Обитель зла - Сабина Тислер 4 стр.


– Еще нет. – Он протянул ей бутылку пива. – Хочешь глоток?

Сара кивнула и выпила. Когда она протянула Фрэнки бутылку, он взял ее за руку.

– Пойдем к морю!

От его прикосновения Сару будто током пронзило. А сердце ее забилось так, словно готово было выскочить из груди. Накинув одеяло на плечи, она пошла по темной тропинке вслед за Фрэнки.

И теперь, спустя много лет, Сара не раз думала, кто же в ту ночь начал первым. Может, виной всему была рука, которую она положила ему на плечи, когда ее сандалии утонули в песке. А может, его взгляд – то, как он смотрел на нее, стоя на берегу. Или решимость, с которой он притянул ее к себе и обнял. Как бы то ни было, она страстно ответила на его поцелуй. И ответила так, что в конце концов они вместе упали на песок.

– Я так и знала… – простонала Сара. – Поэтому ты весь день не мог смотреть на меня.

Катрин проснулась, потому что у нее зачесалась левая щиколотка. Она осторожно повернулась, чтобы никого не побеспокоить, и увидела, что палатка пуста. Ничего не поняв, она включила карманный фонарик и посмотрела на часы. Чуть больше половины четвертого. Только через два часа наступит рассвет. Она выбралась из палатки. Ни следа Фрэнки и Сары.

– Эй! – тихонько позвала она. – Где вы, мои сладенькие?

Ей никто не ответил. Дурное предчувствие превратилось в страх, и Катрин, прихватив фонарик, отправилась к морю.

Прибой с тихим шорохом бился о песок, мутная луна заливала пляж серым холодным светом. Безлюдная местность казалась призрачной, но совсем уж нереальными выглядели два обнаженных тела. До Катрин, которая остановилась на песчаном холме, доносились их стоны.

Сара и Фрэнки чувствовали себя свободными, словно были одни в целом свете. В этот час весь мир принадлежал им, и они даже не подумали о том, чтобы где-то укрыться.

У Катрин подкосились ноги, и она упала на колени. Несколько минут она не могла сдвинуться с места и словно загипнотизированная смотрела на то, что происходило на берегу.

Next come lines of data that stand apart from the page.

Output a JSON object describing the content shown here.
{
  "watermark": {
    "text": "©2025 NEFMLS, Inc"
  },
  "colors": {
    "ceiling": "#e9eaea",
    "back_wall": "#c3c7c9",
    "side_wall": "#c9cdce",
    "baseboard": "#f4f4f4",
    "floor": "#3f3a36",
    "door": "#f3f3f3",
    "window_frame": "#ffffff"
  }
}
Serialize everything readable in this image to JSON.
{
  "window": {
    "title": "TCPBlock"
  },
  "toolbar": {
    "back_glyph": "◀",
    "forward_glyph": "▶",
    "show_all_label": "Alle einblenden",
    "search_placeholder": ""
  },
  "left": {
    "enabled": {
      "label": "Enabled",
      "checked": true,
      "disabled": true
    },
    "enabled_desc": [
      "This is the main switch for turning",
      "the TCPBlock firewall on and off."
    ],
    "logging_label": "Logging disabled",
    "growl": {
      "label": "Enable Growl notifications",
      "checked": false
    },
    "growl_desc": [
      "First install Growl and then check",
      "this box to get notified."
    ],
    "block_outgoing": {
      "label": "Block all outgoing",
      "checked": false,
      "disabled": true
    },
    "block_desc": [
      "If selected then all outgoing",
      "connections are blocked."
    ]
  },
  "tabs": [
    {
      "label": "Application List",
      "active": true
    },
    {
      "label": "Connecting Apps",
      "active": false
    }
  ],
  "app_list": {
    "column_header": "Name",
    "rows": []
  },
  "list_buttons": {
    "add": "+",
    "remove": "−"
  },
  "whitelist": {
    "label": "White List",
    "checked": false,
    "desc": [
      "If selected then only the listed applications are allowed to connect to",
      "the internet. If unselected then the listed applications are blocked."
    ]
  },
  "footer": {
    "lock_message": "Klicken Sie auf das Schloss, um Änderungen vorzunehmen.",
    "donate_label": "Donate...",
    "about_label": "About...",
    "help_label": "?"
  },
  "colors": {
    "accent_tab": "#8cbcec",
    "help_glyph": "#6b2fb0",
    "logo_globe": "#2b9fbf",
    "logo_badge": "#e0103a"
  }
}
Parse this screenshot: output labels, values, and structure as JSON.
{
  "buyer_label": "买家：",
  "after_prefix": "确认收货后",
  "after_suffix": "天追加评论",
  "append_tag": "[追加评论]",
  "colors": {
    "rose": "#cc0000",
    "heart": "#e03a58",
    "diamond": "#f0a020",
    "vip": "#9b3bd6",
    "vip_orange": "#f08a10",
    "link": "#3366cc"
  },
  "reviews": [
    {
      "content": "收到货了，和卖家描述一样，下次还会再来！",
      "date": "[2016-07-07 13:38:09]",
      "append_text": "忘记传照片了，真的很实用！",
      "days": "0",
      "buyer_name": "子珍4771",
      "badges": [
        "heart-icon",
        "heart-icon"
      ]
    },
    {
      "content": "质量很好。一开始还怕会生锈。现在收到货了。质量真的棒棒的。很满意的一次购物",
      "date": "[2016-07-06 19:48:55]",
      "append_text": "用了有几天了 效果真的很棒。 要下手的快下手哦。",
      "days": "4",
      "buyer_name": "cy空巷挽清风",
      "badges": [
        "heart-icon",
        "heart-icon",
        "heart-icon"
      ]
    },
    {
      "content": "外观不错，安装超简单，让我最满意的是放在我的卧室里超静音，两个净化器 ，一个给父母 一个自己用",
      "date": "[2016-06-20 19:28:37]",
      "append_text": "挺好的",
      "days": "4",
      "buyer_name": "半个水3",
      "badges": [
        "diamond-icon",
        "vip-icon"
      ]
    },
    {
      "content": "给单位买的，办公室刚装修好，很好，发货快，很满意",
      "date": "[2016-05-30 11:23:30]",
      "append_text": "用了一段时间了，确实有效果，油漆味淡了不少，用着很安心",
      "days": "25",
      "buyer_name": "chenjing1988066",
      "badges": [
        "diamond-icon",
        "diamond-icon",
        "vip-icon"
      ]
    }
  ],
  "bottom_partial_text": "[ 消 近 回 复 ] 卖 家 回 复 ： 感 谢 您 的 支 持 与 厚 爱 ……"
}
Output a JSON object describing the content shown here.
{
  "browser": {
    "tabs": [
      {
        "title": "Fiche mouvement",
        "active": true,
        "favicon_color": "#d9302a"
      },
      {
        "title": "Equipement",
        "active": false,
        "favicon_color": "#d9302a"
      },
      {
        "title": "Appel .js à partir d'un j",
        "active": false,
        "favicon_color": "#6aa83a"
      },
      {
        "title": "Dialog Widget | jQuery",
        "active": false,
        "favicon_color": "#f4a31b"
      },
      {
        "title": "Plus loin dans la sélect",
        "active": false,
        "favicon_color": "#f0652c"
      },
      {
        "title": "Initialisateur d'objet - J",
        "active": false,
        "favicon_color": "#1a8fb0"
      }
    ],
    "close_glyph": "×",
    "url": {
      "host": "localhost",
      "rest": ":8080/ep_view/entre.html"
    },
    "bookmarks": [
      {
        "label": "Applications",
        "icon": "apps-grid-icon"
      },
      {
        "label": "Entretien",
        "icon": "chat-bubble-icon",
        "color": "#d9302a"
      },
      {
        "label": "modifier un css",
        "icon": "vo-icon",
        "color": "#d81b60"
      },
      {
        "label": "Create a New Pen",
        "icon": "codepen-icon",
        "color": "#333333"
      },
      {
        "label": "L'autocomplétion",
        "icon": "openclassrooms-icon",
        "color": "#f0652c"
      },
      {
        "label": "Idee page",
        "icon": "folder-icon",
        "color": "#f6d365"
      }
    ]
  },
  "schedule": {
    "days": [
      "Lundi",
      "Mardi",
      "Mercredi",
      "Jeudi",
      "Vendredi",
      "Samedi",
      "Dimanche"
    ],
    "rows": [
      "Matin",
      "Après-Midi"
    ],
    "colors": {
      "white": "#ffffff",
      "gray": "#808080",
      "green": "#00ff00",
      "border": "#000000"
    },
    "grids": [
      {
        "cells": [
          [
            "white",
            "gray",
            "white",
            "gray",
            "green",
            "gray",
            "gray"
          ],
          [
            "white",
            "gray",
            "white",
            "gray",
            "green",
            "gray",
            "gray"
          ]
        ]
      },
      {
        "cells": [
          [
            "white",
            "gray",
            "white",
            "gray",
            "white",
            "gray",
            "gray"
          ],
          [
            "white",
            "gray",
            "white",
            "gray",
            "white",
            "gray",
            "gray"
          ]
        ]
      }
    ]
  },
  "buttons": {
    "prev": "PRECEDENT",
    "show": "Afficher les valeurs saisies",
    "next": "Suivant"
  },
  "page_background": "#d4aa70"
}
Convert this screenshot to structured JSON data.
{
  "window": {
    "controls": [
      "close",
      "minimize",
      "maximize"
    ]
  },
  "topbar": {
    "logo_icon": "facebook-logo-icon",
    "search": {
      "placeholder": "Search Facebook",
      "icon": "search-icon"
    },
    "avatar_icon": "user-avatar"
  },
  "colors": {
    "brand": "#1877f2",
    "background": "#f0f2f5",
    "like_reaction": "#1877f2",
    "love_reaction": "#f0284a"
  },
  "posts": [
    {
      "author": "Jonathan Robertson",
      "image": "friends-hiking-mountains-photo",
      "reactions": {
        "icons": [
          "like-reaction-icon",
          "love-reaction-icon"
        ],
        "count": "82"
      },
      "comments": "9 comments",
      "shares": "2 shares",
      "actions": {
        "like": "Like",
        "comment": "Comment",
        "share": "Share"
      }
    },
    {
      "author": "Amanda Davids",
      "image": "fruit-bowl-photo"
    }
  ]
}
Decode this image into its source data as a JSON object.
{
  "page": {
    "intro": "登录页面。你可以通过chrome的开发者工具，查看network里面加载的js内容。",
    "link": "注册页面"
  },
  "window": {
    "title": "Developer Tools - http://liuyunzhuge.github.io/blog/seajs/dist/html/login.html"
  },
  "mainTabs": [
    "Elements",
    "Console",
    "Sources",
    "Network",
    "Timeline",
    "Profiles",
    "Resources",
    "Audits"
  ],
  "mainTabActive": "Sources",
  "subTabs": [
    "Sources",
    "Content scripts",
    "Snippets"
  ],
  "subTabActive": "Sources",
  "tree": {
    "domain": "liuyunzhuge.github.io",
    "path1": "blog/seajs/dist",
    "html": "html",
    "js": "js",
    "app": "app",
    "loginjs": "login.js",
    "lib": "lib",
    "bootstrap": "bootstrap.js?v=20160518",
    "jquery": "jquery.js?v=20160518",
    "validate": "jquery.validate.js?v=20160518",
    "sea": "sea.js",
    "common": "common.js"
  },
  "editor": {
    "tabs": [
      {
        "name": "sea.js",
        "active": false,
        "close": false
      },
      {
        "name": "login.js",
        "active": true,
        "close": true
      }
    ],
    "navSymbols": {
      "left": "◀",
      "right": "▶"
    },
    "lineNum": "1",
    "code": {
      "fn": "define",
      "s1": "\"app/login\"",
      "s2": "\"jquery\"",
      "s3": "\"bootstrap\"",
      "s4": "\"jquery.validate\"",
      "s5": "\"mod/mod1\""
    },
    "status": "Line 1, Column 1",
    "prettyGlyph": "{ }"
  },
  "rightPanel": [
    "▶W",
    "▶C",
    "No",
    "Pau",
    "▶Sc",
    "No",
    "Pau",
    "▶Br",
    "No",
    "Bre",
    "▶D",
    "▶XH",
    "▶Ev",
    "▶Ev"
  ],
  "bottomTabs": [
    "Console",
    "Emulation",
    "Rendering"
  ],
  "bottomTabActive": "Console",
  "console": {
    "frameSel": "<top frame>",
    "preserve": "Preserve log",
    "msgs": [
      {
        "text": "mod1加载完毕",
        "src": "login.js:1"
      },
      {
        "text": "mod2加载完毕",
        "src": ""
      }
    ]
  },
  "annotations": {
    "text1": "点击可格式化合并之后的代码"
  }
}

Когда взошло солнце и Фрэнки с Сарой вернулись, она уже упаковала свои вещи.

– Я все видела. И не хочу ничего слышать, – сказала она.

– Проклятье! – прорычал Фрэнки и от ярости изо всех сил ударил по дубу, поранив ногу.

Сара хотела что-то сказать, но не могла. Словно сквозь плотный туман, она слышала звуки просыпающегося кемпинга: где-то плакал ребенок, хлопала дверь жилого вагончика-прицепа, гремела посуда, из пока еще закрытых палаток доносились приглушенные голоса, вдали слышались звуки радио. Она была не в состоянии обнять подругу и объяснить ей, что случилось. Она была не в состоянии просить у нее прощения. Она просто стояла и хотела, чтобы земля разверзлась и поглотила ее.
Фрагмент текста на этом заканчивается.